Student engage during field trip

Eighth grade spent quality time at the Guidecraft Design Studio in Tuxedo, New York, on Nov. 30.  Guidecraft specializes in system-based STEM toys and furniture.  

Many of their products are rooted in geometry and natural science, and build a sense of math through experiential play. The students got a sense of what a fun place it was to work as soon as they walked through the door.  The main office area had a very open format, with a large table full of wooden toys with rolling cars and ramps that was impossible to resist interacting with.  One wall was covered with plants growing in wool pockets, showcasing a product they are developing.  Another wall was covered with sketches of educational STEM toys and layouts for classroom furniture that emphasized inspirational vs. contemporary vs. organic perspectives.  
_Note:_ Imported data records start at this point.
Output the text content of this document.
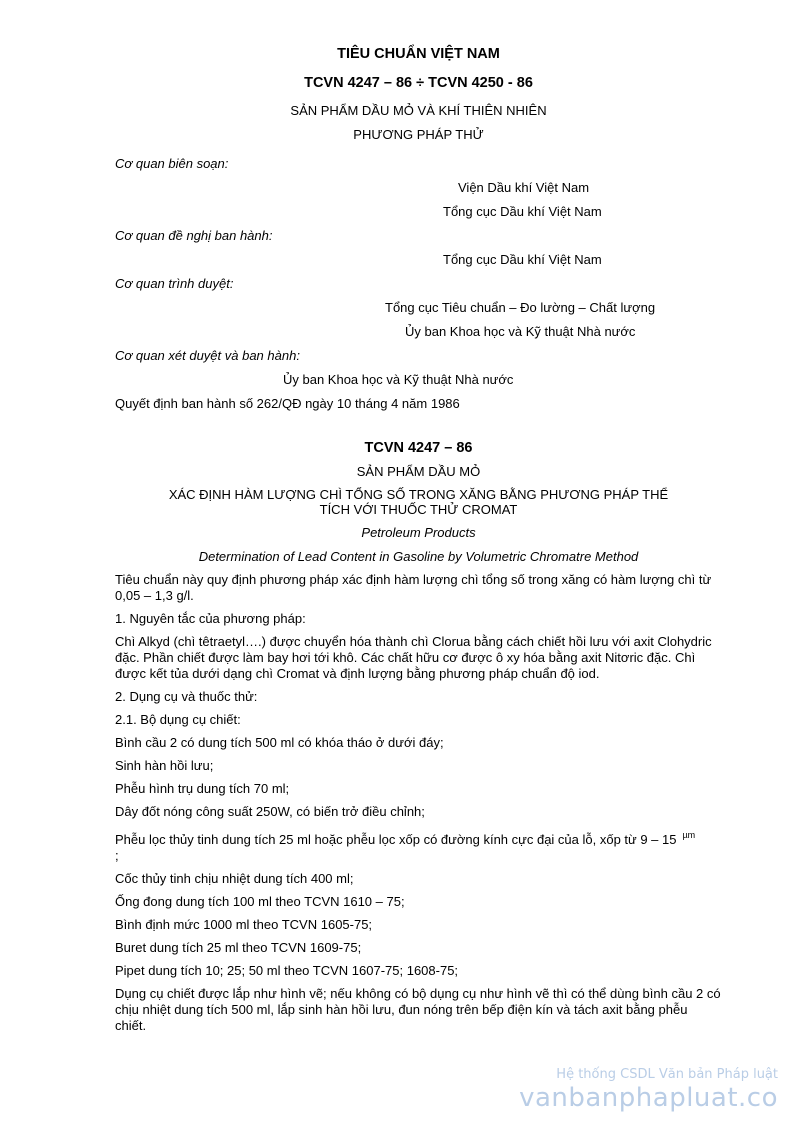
TIÊU CHUẨN VIỆT NAM
TCVN 4247 – 86 ÷ TCVN 4250 - 86
SẢN PHẨM DẦU MỎ VÀ KHÍ THIÊN NHIÊN
PHƯƠNG PHÁP THỬ
Cơ quan biên soạn:
Viện Dầu khí Việt Nam
Tổng cục Dầu khí Việt Nam
Cơ quan đề nghị ban hành:
Tổng cục Dầu khí Việt Nam
Cơ quan trình duyệt:
Tổng cục Tiêu chuẩn – Đo lường – Chất lượng
Ủy ban Khoa học và Kỹ thuật Nhà nước
Cơ quan xét duyệt và ban hành:
Ủy ban Khoa học và Kỹ thuật Nhà nước
Quyết định ban hành số 262/QĐ ngày 10 tháng 4 năm 1986
TCVN 4247 – 86
SẢN PHẨM DẦU MỎ
XÁC ĐỊNH HÀM LƯỢNG CHÌ TỔNG SỐ TRONG XĂNG BẰNG PHƯƠNG PHÁP THỂ TÍCH VỚI THUỐC THỬ CROMAT
Petroleum Products
Determination of Lead Content in Gasoline by Volumetric Chromatre Method
Tiêu chuẩn này quy định phương pháp xác định hàm lượng chì tổng số trong xăng có hàm lượng chì từ 0,05 – 1,3 g/l.
1. Nguyên tắc của phương pháp:
Chì Alkyd (chì têtraetyl….) được chuyển hóa thành chì Clorua bằng cách chiết hồi lưu với axit Clohydric đặc. Phần chiết được làm bay hơi tới khô. Các chất hữu cơ được ô xy hóa bằng axit Nitơric đặc. Chì được kết tủa dưới dạng chì Cromat và định lượng bằng phương pháp chuẩn độ iod.
2. Dụng cụ và thuốc thử:
2.1. Bộ dụng cụ chiết:
Bình cầu 2 có dung tích 500 ml có khóa tháo ở dưới đáy;
Sinh hàn hồi lưu;
Phễu hình trụ dung tích 70 ml;
Dây đốt nóng công suất 250W, có biến trở điều chỉnh;
Phễu lọc thủy tinh dung tích 25 ml hoặc phễu lọc xốp có đường kính cực đại của lỗ, xốp từ 9 – 15 $^{\mu m}$
;
Cốc thủy tinh chịu nhiệt dung tích 400 ml;
Ống đong dung tích 100 ml theo TCVN 1610 – 75;
Bình định mức 1000 ml theo TCVN 1605-75;
Buret dung tích 25 ml theo TCVN 1609-75;
Pipet dung tích 10; 25; 50 ml theo TCVN 1607-75; 1608-75;
Dụng cụ chiết được lắp như hình vẽ; nếu không có bộ dụng cụ như hình vẽ thì có thể dùng bình cầu 2 có chịu nhiệt dung tích 500 ml, lắp sinh hàn hồi lưu, đun nóng trên bếp điện kín và tách axit bằng phễu chiết.
Hệ thống CSDL Văn bản Pháp luật
vanbanphapluat.co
The employees each presented themselves, describing their background and education and what their job was today in support of the company. One employee with a communications degree spent time on her cell phone blogging with clients, developing relationship and exposure for their products.  Another was trained as an engineer and was building 3D models of the furniture he was designing, trying to create a full-size model to test before going to production.  Another spent her day skyping with colleagues in Vietnam, China, and Thailand.
The group toured the many different spaces, rooms filled with tools and racks of odd-shaped objects, and another room with 3D printers, tables, and couches for collaboration with colleagues.  

The students checked out the photography studio where their photographer (who had a degree in physics) took pictures of children exploring their products that would be used to create packaging and brochures.  

TPS students got a sense of all the aspects involved in creating a product, from developing the idea that targets a particular educational purpose, to figuring out the material science needed to make it, and eventually how to create aesthetic packaging that will help it sell.  

With all this inspiration, the students were given a task of their own:  to sketch and then build a small model of a movable chair that could be used in an educational setting.  They broke off into working groups and came up with some excellent ideas and intriguing models of their own.  

The visit was a great success in showing students the many different ways that science and technology are used in careers today.